GCC 10.2 is released, adjusting target milestone.
GCC 10.3 is being released, retargeting bugs to GCC 10.4.
*** Bug 100072 has been marked as a duplicate of this bug. ***
Mine, we should do this transformation on the gimple level really. Let me do that.
Created attachment 51846 [details] Patch which I am testing Note it is really two patches, one which fixes up the multiply case and then one which does the same for &- too.
(In reply to Segher Boessenkool from comment #4) > Btw, try > > int h(int a, int b, int c, int d) > { > return (c & -(a==b)) | (d & -(a!=b)); > } > > to see we have some way to go here. I filed that as PR 103354 which I will handle after I submit the patches for this one.
Submitted the sequence here: https://gcc.gnu.org/pipermail/gcc-patches/2021-November/585111.html https://gcc.gnu.org/pipermail/gcc-patches/2021-November/585112.html
GCC 10.4 is being released, retargeting bugs to GCC 10.5.

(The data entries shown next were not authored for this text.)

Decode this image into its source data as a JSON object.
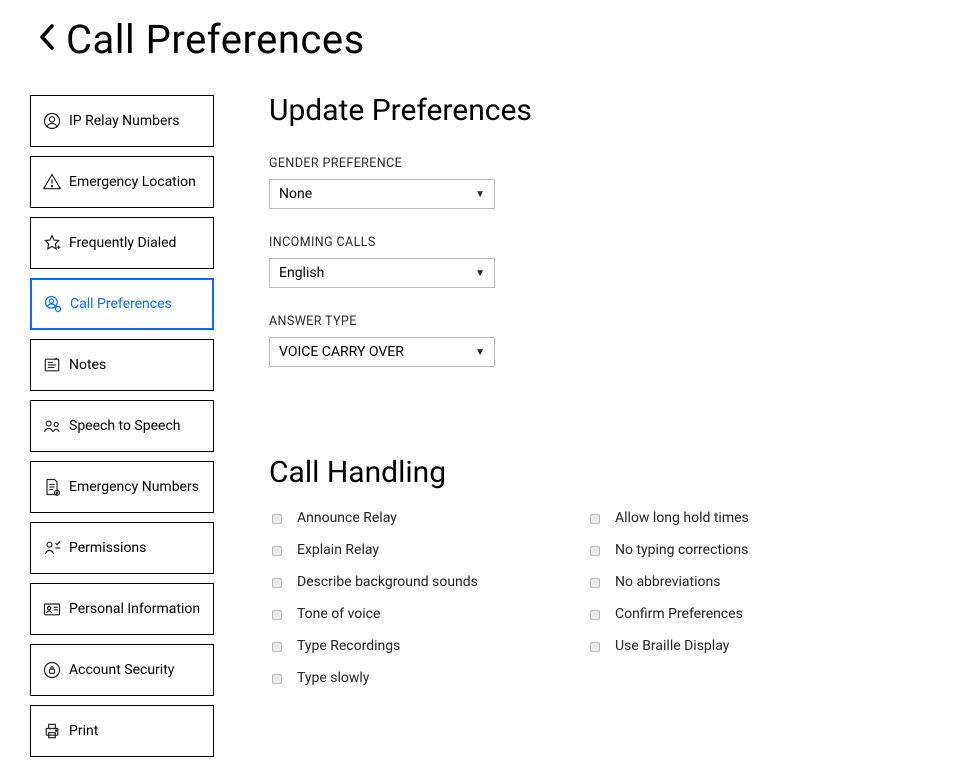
{
  "header": {
    "title": "Call Preferences"
  },
  "sidebar": {
    "items": [
      {
        "label": "IP Relay Numbers"
      },
      {
        "label": "Emergency Location"
      },
      {
        "label": "Frequently Dialed"
      },
      {
        "label": "Call Preferences"
      },
      {
        "label": "Notes"
      },
      {
        "label": "Speech to Speech"
      },
      {
        "label": "Emergency Numbers"
      },
      {
        "label": "Permissions"
      },
      {
        "label": "Personal Information"
      },
      {
        "label": "Account Security"
      },
      {
        "label": "Print"
      }
    ]
  },
  "preferences": {
    "section_title": "Update Preferences",
    "gender_label": "GENDER PREFERENCE",
    "gender_value": "None",
    "incoming_label": "INCOMING CALLS",
    "incoming_value": "English",
    "answer_label": "ANSWER TYPE",
    "answer_value": "VOICE CARRY OVER"
  },
  "call_handling": {
    "section_title": "Call Handling",
    "left": [
      {
        "label": "Announce Relay"
      },
      {
        "label": "Explain Relay"
      },
      {
        "label": "Describe background sounds"
      },
      {
        "label": "Tone of voice"
      },
      {
        "label": "Type Recordings"
      },
      {
        "label": "Type slowly"
      }
    ],
    "right": [
      {
        "label": "Allow long hold times"
      },
      {
        "label": "No typing corrections"
      },
      {
        "label": "No abbreviations"
      },
      {
        "label": "Confirm Preferences"
      },
      {
        "label": "Use Braille Display"
      }
    ]
  }
}
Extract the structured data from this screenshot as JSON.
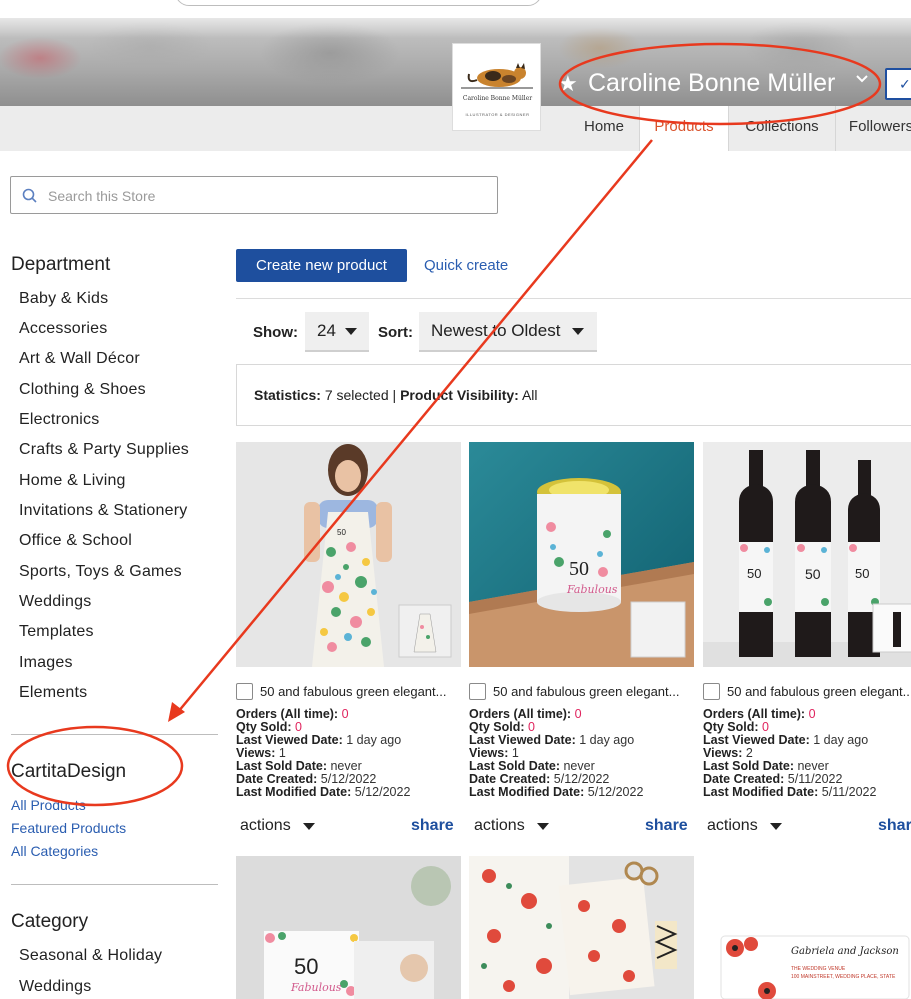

Revised versions of Andrew's patches from comment #25 were posted here: https://gcc.gnu.org/pipermail/gcc-patches/2023-January/609349.html
The master branch has been updated by Roger Sayle <sayle@gcc.gnu.org>: https://gcc.gnu.org/g:fd1f5373b8647a5da2f7f4b42282e676a4b04d98 commit r13-5128-gfd1f5373b8647a5da2f7f4b42282e676a4b04d98 Author: Roger Sayle <roger@nextmovesoftware.com> Date: Thu Jan 12 21:47:40 2023 +0000 PR tree-optimization/92342: Optimize b & -(a==c) in match.pd This patch is an update/tweak of Andrew Pinski's two patches for PR tree-optimization/92342, that were originally posted by in November: https://gcc.gnu.org/pipermail/gcc-patches/2021-November/585111.html https://gcc.gnu.org/pipermail/gcc-patches/2021-November/585112.html Technically, the first of those was approved by Richard Biener, though never committed, and my first thought was to simply push it for Andrew, but the review of the second piece expressed concerns over comparisons in non-integral modes, where the result may not be zero-one valued. Indeed both transformations misbehave in the presence of vector mode comparisons (these transformations are already implemented for vec_cond elsewhere in match.pd), so my minor contribution is to limit these new transformations to scalars, by testing that both the operands and results are INTEGRAL_TYPE_P. 2023-01-12 Andrew Pinski <apinski@marvell.com> Roger Sayle <roger@nextmovesoftware.com> gcc/ChangeLog: PR tree-optimization/92342 * match.pd ((m1 CMP m2) * d -> (m1 CMP m2) ? d : 0): Use tcc_comparison and :c for the multiply. (b & -(a CMP c) -> (a CMP c)?b:0): New pattern. gcc/testsuite/ChangeLog: PR tree-optimization/92342 * gcc.dg/tree-ssa/andnegcmp-1.c: New test. * gcc.dg/tree-ssa/andnegcmp-2.c: New test. * gcc.dg/tree-ssa/multcmp-1.c: New test. * gcc.dg/tree-ssa/multcmp-2.c: New test.
Looks like the patch fixes this bug, unless I'm missing something.
This has now been fixed on mainline (for GCC 13).
Fixed in GCC 13. I don't mind this not being fixed on other branches.